The strikes have also raised alarms about potential radioactive fallout. Direct attacks on nuclear infrastructure carry the risk of radiological release, with grave consequences for both human health and the environment.
Indian Concerns
For India, diplomacy around the attacks was always going to be a tightrope walk. Relations with Israel have strengthened in recent years, while Iran has long been seen as a friendly regime. As the Israel-Iran conflict intensifies, India faces growing risks of collateral economic fallout, with energy security, trade routes, and key commercial interests increasingly under threat.
In 2024–25, India exported goods worth $1.24 billion to Iran and imported $441.9 million in return. Trade with Israel was even more substantial, with $2.15 billion in exports and $1.61 billion in imports.

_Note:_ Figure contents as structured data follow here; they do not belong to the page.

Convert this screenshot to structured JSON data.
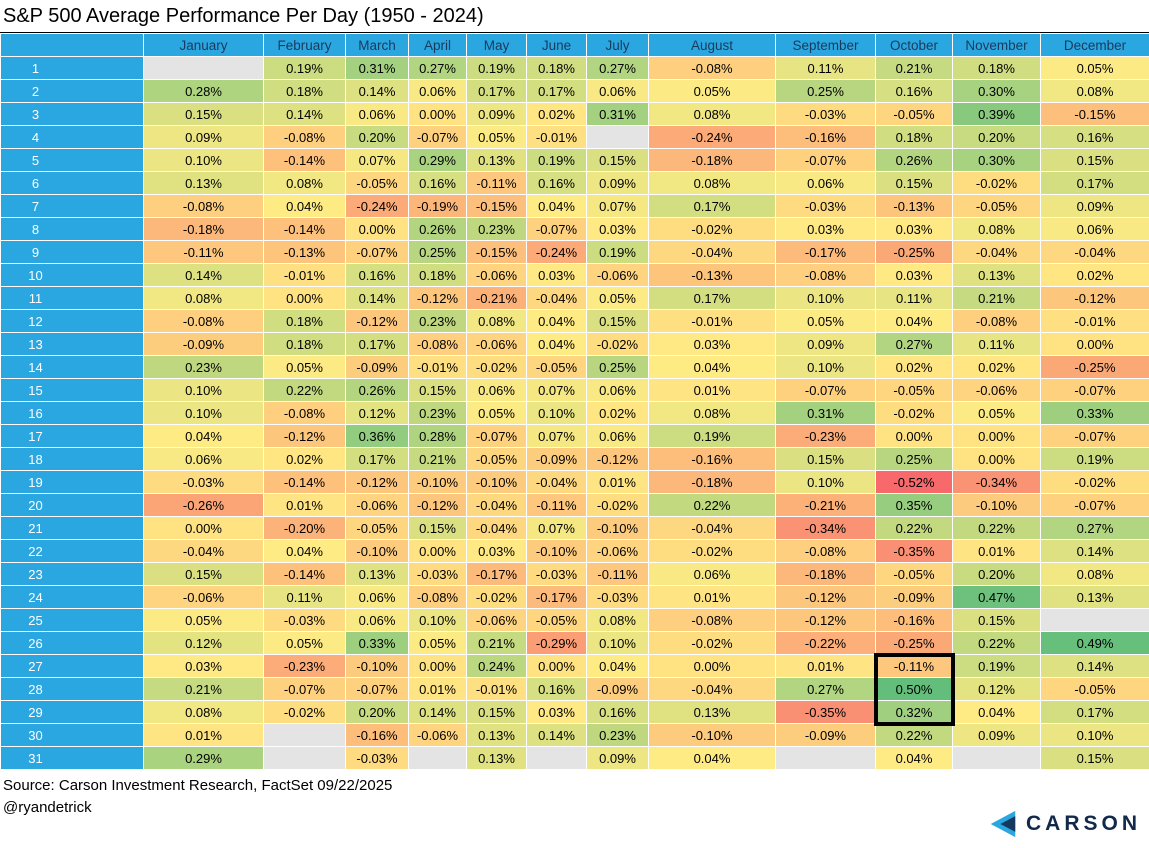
{
  "title": "S&P 500 Average Performance Per Day (1950 - 2024)",
  "footer": {
    "source": "Source: Carson Investment Research, FactSet 09/22/2025",
    "handle": "@ryandetrick"
  },
  "logo": {
    "text": "CARSON"
  },
  "colors": {
    "header_bg": "#2AA7E1",
    "header_text": "#1A3A5C",
    "day_label_text": "#FFFFFF",
    "blank_cell_bg": "#E4E4E4",
    "highlight_border": "#000000",
    "logo_navy": "#13294B",
    "logo_blue": "#2AA7E1",
    "logo_dark_blue": "#15395E"
  },
  "highlight": {
    "month": "October",
    "month_index": 9,
    "day_start": 27,
    "day_end": 29
  },
  "chart_data": {
    "type": "heatmap",
    "title": "S&P 500 Average Performance Per Day (1950 - 2024)",
    "columns": [
      "January",
      "February",
      "March",
      "April",
      "May",
      "June",
      "July",
      "August",
      "September",
      "October",
      "November",
      "December"
    ],
    "days": [
      1,
      2,
      3,
      4,
      5,
      6,
      7,
      8,
      9,
      10,
      11,
      12,
      13,
      14,
      15,
      16,
      17,
      18,
      19,
      20,
      21,
      22,
      23,
      24,
      25,
      26,
      27,
      28,
      29,
      30,
      31
    ],
    "value_unit": "percent",
    "value_format": "0.00%",
    "color_scale": {
      "min_color": "#F8696B",
      "mid_color": "#FFEB84",
      "max_color": "#63BE7B",
      "domain": [
        -0.52,
        0.04,
        0.5
      ]
    },
    "values": [
      [
        null,
        0.19,
        0.31,
        0.27,
        0.19,
        0.18,
        0.27,
        -0.08,
        0.11,
        0.21,
        0.18,
        0.05
      ],
      [
        0.28,
        0.18,
        0.14,
        0.06,
        0.17,
        0.17,
        0.06,
        0.05,
        0.25,
        0.16,
        0.3,
        0.08
      ],
      [
        0.15,
        0.14,
        0.06,
        0.0,
        0.09,
        0.02,
        0.31,
        0.08,
        -0.03,
        -0.05,
        0.39,
        -0.15
      ],
      [
        0.09,
        -0.08,
        0.2,
        -0.07,
        0.05,
        -0.01,
        null,
        -0.24,
        -0.16,
        0.18,
        0.2,
        0.16
      ],
      [
        0.1,
        -0.14,
        0.07,
        0.29,
        0.13,
        0.19,
        0.15,
        -0.18,
        -0.07,
        0.26,
        0.3,
        0.15
      ],
      [
        0.13,
        0.08,
        -0.05,
        0.16,
        -0.11,
        0.16,
        0.09,
        0.08,
        0.06,
        0.15,
        -0.02,
        0.17
      ],
      [
        -0.08,
        0.04,
        -0.24,
        -0.19,
        -0.15,
        0.04,
        0.07,
        0.17,
        -0.03,
        -0.13,
        -0.05,
        0.09
      ],
      [
        -0.18,
        -0.14,
        0.0,
        0.26,
        0.23,
        -0.07,
        0.03,
        -0.02,
        0.03,
        0.03,
        0.08,
        0.06
      ],
      [
        -0.11,
        -0.13,
        -0.07,
        0.25,
        -0.15,
        -0.24,
        0.19,
        -0.04,
        -0.17,
        -0.25,
        -0.04,
        -0.04
      ],
      [
        0.14,
        -0.01,
        0.16,
        0.18,
        -0.06,
        0.03,
        -0.06,
        -0.13,
        -0.08,
        0.03,
        0.13,
        0.02
      ],
      [
        0.08,
        0.0,
        0.14,
        -0.12,
        -0.21,
        -0.04,
        0.05,
        0.17,
        0.1,
        0.11,
        0.21,
        -0.12
      ],
      [
        -0.08,
        0.18,
        -0.12,
        0.23,
        0.08,
        0.04,
        0.15,
        -0.01,
        0.05,
        0.04,
        -0.08,
        -0.01
      ],
      [
        -0.09,
        0.18,
        0.17,
        -0.08,
        -0.06,
        0.04,
        -0.02,
        0.03,
        0.09,
        0.27,
        0.11,
        0.0
      ],
      [
        0.23,
        0.05,
        -0.09,
        -0.01,
        -0.02,
        -0.05,
        0.25,
        0.04,
        0.1,
        0.02,
        0.02,
        -0.25
      ],
      [
        0.1,
        0.22,
        0.26,
        0.15,
        0.06,
        0.07,
        0.06,
        0.01,
        -0.07,
        -0.05,
        -0.06,
        -0.07
      ],
      [
        0.1,
        -0.08,
        0.12,
        0.23,
        0.05,
        0.1,
        0.02,
        0.08,
        0.31,
        -0.02,
        0.05,
        0.33
      ],
      [
        0.04,
        -0.12,
        0.36,
        0.28,
        -0.07,
        0.07,
        0.06,
        0.19,
        -0.23,
        0.0,
        0.0,
        -0.07
      ],
      [
        0.06,
        0.02,
        0.17,
        0.21,
        -0.05,
        -0.09,
        -0.12,
        -0.16,
        0.15,
        0.25,
        0.0,
        0.19
      ],
      [
        -0.03,
        -0.14,
        -0.12,
        -0.1,
        -0.1,
        -0.04,
        0.01,
        -0.18,
        0.1,
        -0.52,
        -0.34,
        -0.02
      ],
      [
        -0.26,
        0.01,
        -0.06,
        -0.12,
        -0.04,
        -0.11,
        -0.02,
        0.22,
        -0.21,
        0.35,
        -0.1,
        -0.07
      ],
      [
        0.0,
        -0.2,
        -0.05,
        0.15,
        -0.04,
        0.07,
        -0.1,
        -0.04,
        -0.34,
        0.22,
        0.22,
        0.27
      ],
      [
        -0.04,
        0.04,
        -0.1,
        0.0,
        0.03,
        -0.1,
        -0.06,
        -0.02,
        -0.08,
        -0.35,
        0.01,
        0.14
      ],
      [
        0.15,
        -0.14,
        0.13,
        -0.03,
        -0.17,
        -0.03,
        -0.11,
        0.06,
        -0.18,
        -0.05,
        0.2,
        0.08
      ],
      [
        -0.06,
        0.11,
        0.06,
        -0.08,
        -0.02,
        -0.17,
        -0.03,
        0.01,
        -0.12,
        -0.09,
        0.47,
        0.13
      ],
      [
        0.05,
        -0.03,
        0.06,
        0.1,
        -0.06,
        -0.05,
        0.08,
        -0.08,
        -0.12,
        -0.16,
        0.15,
        null
      ],
      [
        0.12,
        0.05,
        0.33,
        0.05,
        0.21,
        -0.29,
        0.1,
        -0.02,
        -0.22,
        -0.25,
        0.22,
        0.49
      ],
      [
        0.03,
        -0.23,
        -0.1,
        0.0,
        0.24,
        0.0,
        0.04,
        0.0,
        0.01,
        -0.11,
        0.19,
        0.14
      ],
      [
        0.21,
        -0.07,
        -0.07,
        0.01,
        -0.01,
        0.16,
        -0.09,
        -0.04,
        0.27,
        0.5,
        0.12,
        -0.05
      ],
      [
        0.08,
        -0.02,
        0.2,
        0.14,
        0.15,
        0.03,
        0.16,
        0.13,
        -0.35,
        0.32,
        0.04,
        0.17
      ],
      [
        0.01,
        null,
        -0.16,
        -0.06,
        0.13,
        0.14,
        0.23,
        -0.1,
        -0.09,
        0.22,
        0.09,
        0.1
      ],
      [
        0.29,
        null,
        -0.03,
        null,
        0.13,
        null,
        0.09,
        0.04,
        null,
        0.04,
        null,
        0.15
      ]
    ]
  }
}
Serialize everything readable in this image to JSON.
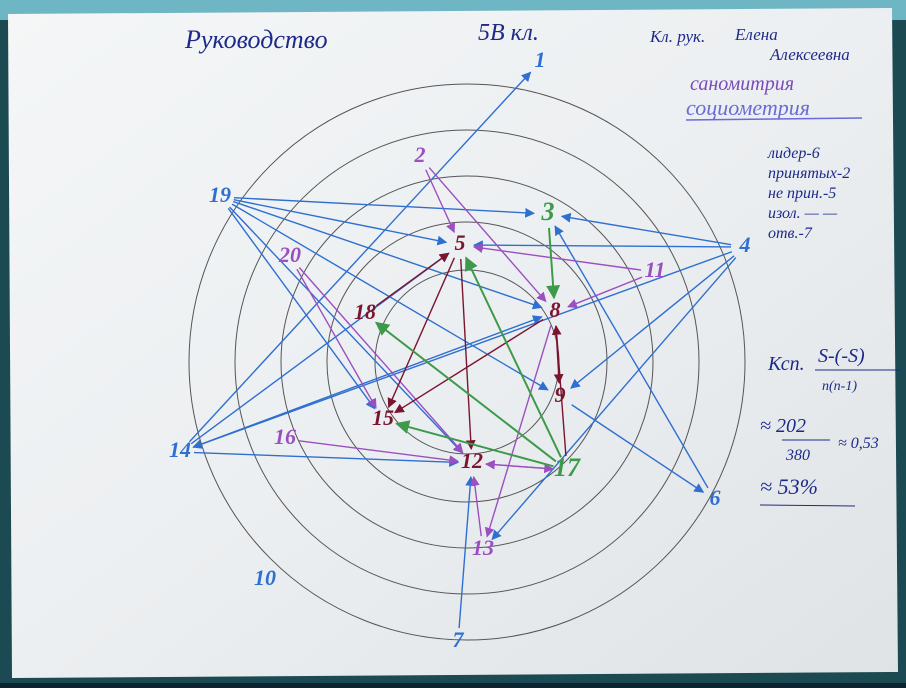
{
  "header": {
    "title": "Руководство",
    "class": "5В кл.",
    "teacher_label": "Кл. рук.",
    "teacher_name_1": "Елена",
    "teacher_name_2": "Алексеевна"
  },
  "heading": {
    "crossed": "саномитрия",
    "corrected": "социометрия"
  },
  "stats": [
    "лидер-6",
    "принятых-2",
    "не прин.-5",
    "изол. — —",
    "отв.-7"
  ],
  "formula": {
    "lhs": "Ксп.",
    "numerator": "S-(-S)",
    "denominator": "n(n-1)",
    "approx_num": "≈ 202",
    "approx_den": "380",
    "result1": "≈ 0,53",
    "result2": "≈ 53%"
  },
  "nodes": [
    {
      "label": "1"
    },
    {
      "label": "2"
    },
    {
      "label": "3"
    },
    {
      "label": "4"
    },
    {
      "label": "5"
    },
    {
      "label": "6"
    },
    {
      "label": "7"
    },
    {
      "label": "8"
    },
    {
      "label": "9"
    },
    {
      "label": "10"
    },
    {
      "label": "11"
    },
    {
      "label": "12"
    },
    {
      "label": "13"
    },
    {
      "label": "14"
    },
    {
      "label": "15"
    },
    {
      "label": "16"
    },
    {
      "label": "17"
    },
    {
      "label": "18"
    },
    {
      "label": "19"
    },
    {
      "label": "20"
    }
  ]
}
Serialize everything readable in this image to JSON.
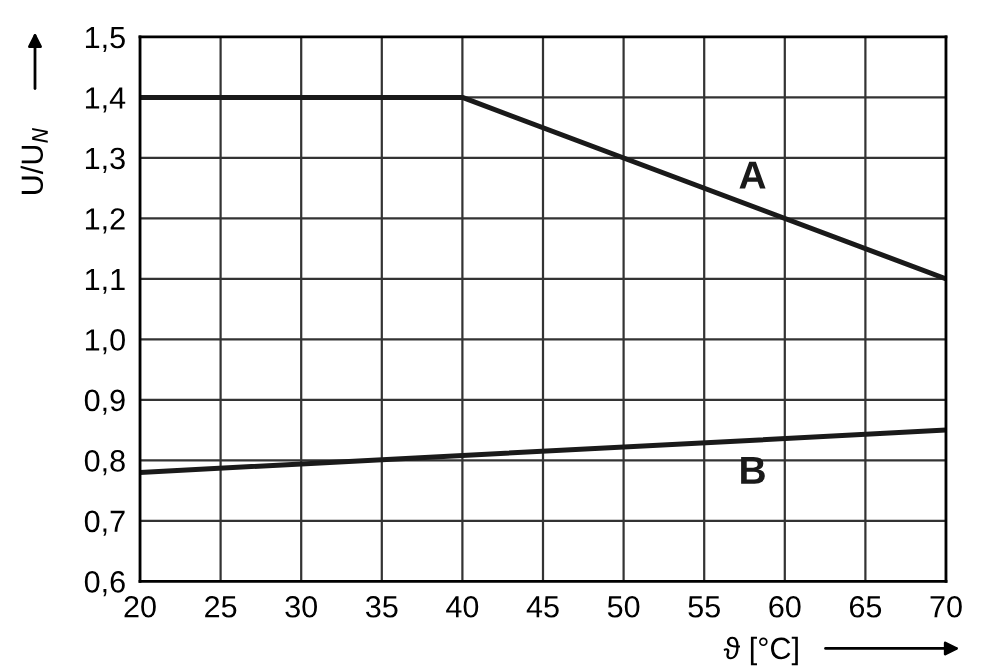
{
  "chart_data": {
    "type": "line",
    "xlabel": "ϑ [°C]",
    "ylabel": "U/U$_{N}$",
    "series": [
      {
        "name": "A",
        "color": "#1a1a1a",
        "x": [
          20,
          40,
          70
        ],
        "values": [
          1.4,
          1.4,
          1.1
        ]
      },
      {
        "name": "B",
        "color": "#1a1a1a",
        "x": [
          20,
          70
        ],
        "values": [
          0.78,
          0.85
        ]
      }
    ],
    "xlim": [
      20,
      70
    ],
    "xticks": [
      20,
      25,
      30,
      35,
      40,
      45,
      50,
      55,
      60,
      65,
      70
    ],
    "ylim": [
      0.6,
      1.5
    ],
    "yticks": [
      {
        "value": 0.6,
        "label": "0,6"
      },
      {
        "value": 0.7,
        "label": "0,7"
      },
      {
        "value": 0.8,
        "label": "0,8"
      },
      {
        "value": 0.9,
        "label": "0,9"
      },
      {
        "value": 1.0,
        "label": "1,0"
      },
      {
        "value": 1.1,
        "label": "1,1"
      },
      {
        "value": 1.2,
        "label": "1,2"
      },
      {
        "value": 1.3,
        "label": "1,3"
      },
      {
        "value": 1.4,
        "label": "1,4"
      },
      {
        "value": 1.5,
        "label": "1,5"
      }
    ],
    "grid": true,
    "legend": false,
    "marker": "none",
    "line_style": "solid"
  }
}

Still, more critical than these bilateral flows is India’s reliance on the region for energy: nearly two-thirds of its crude oil and half its LNG imports pass through the Strait of Hormuz, which Iran has now threatened to close.
This narrow waterway, just 21 miles wide at its narrowest point, handles nearly a fifth of global oil trade and is indispensable to India, which imports over 80% of its energy needs.
Any closure or military disruption in the Strait of Hormuz would sharply raise oil prices, shipping costs, and insurance premiums, triggering inflation, pressuring the rupee, and complicating India’s fiscal management, wrote Ajay Srivastava, founder of Global Trade Research Initiative.
The risks became even more immediate when Iran fired missiles at Israel’s Haifa port—a facility that handles over 30% of Israeli imports and is 70% owned by India’s Adani Ports. Initial reports indicate damage to port infrastructure and nearby refineries, raising concerns about disrupted logistics and a spillover of conflict into Indian commercial operations.